An LLP falling within the definition of “foreign company” would be required to register as an external company with the Companies and Intellectual Property Commission if it intends to conduct business or within 20 business days of first beginning to conduct business in South Africa. Section 23 of the Companies Act lists the following activities which will not, on their own, be regarded as conducting a business in South Africa:
- holding a meeting or meetings of the shareholders or board of the foreign company, or otherwise conducting the internal affairs of the company;
- establishing or maintaining any bank or other financial accounts;
- establishing or maintaining offices or agencies for the transfer, exchange or registration of the foreign company’s own securities;
- creating or acquiring any debts, mortgages or security interests in any property;
- securing or collecting any debt, or enforcing any mortgage or security interest; and
- acquiring any interest in any property.

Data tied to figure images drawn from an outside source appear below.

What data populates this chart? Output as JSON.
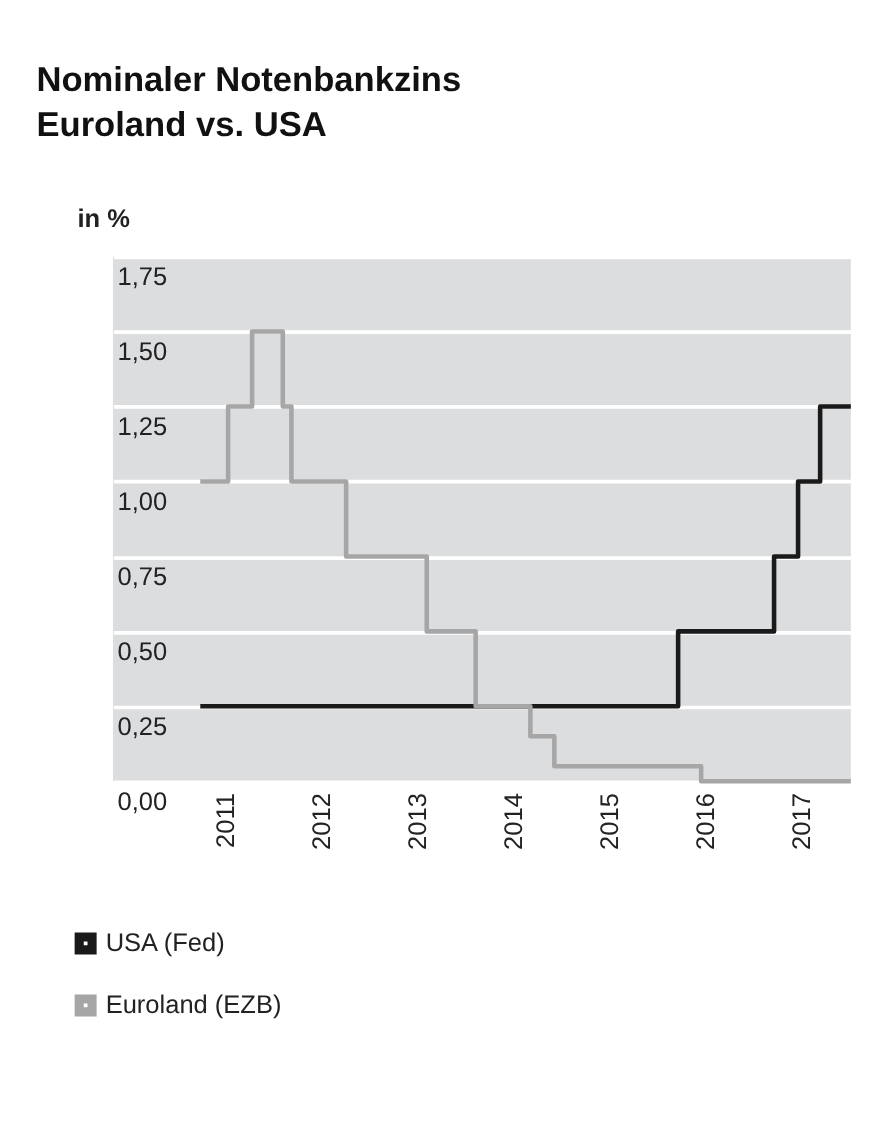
{
  "chart_data": {
    "type": "step",
    "title": "Nominaler Notenbankzins\nEuroland vs. USA",
    "ylabel": "in %",
    "series": [
      {
        "name": "USA (Fed)",
        "color": "#1a1a1a",
        "x": [
          2010.73,
          2015.71,
          2016.71,
          2016.96,
          2017.19,
          2017.51
        ],
        "values": [
          0.25,
          0.5,
          0.75,
          1.0,
          1.25,
          1.25
        ]
      },
      {
        "name": "Euroland (EZB)",
        "color": "#a6a6a6",
        "x": [
          2010.73,
          2011.02,
          2011.27,
          2011.59,
          2011.68,
          2012.25,
          2013.09,
          2013.6,
          2014.17,
          2014.42,
          2015.95,
          2017.51
        ],
        "values": [
          1.0,
          1.25,
          1.5,
          1.25,
          1.0,
          0.75,
          0.5,
          0.25,
          0.15,
          0.05,
          0.0,
          0.0
        ]
      }
    ],
    "xlim": [
      2009.82,
      2017.51
    ],
    "xticks": [
      2011,
      2012,
      2013,
      2014,
      2015,
      2016,
      2017
    ],
    "ylim": [
      0,
      1.75
    ],
    "yticks": [
      {
        "value": 0,
        "label": "0,00"
      },
      {
        "value": 0.25,
        "label": "0,25"
      },
      {
        "value": 0.5,
        "label": "0,50"
      },
      {
        "value": 0.75,
        "label": "0,75"
      },
      {
        "value": 1.0,
        "label": "1,00"
      },
      {
        "value": 1.25,
        "label": "1,25"
      },
      {
        "value": 1.5,
        "label": "1,50"
      },
      {
        "value": 1.75,
        "label": "1,75"
      }
    ],
    "grid": "y",
    "legend": "bottom"
  }
}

However, if a number of the activities listed above are conducted in South Africa, one may need to consider if the LLP would need to register as an external company. On the other hand, the mere entering into contracts of employment in South Africa requires that an entity register as an external company.
It is important to note that the branch of an LLP that is registered as an external company will not be considered a separate legal entity but an extension of the LLP in South Africa. The LLP would remain one and the same legal entity registered in South Africa and in its place of incorporation. It would not have a Companies Act-regulated board of directors in South Africa, nor would the LLP have a separate existence from its foreign operations. Should the LLP registered as an external company be sued in South Africa, the LLP in its place of incorporation itself would be sued. Similarly, should the LLP be deregistered in its place of incorporation, the branch in South Africa would be deregistered too.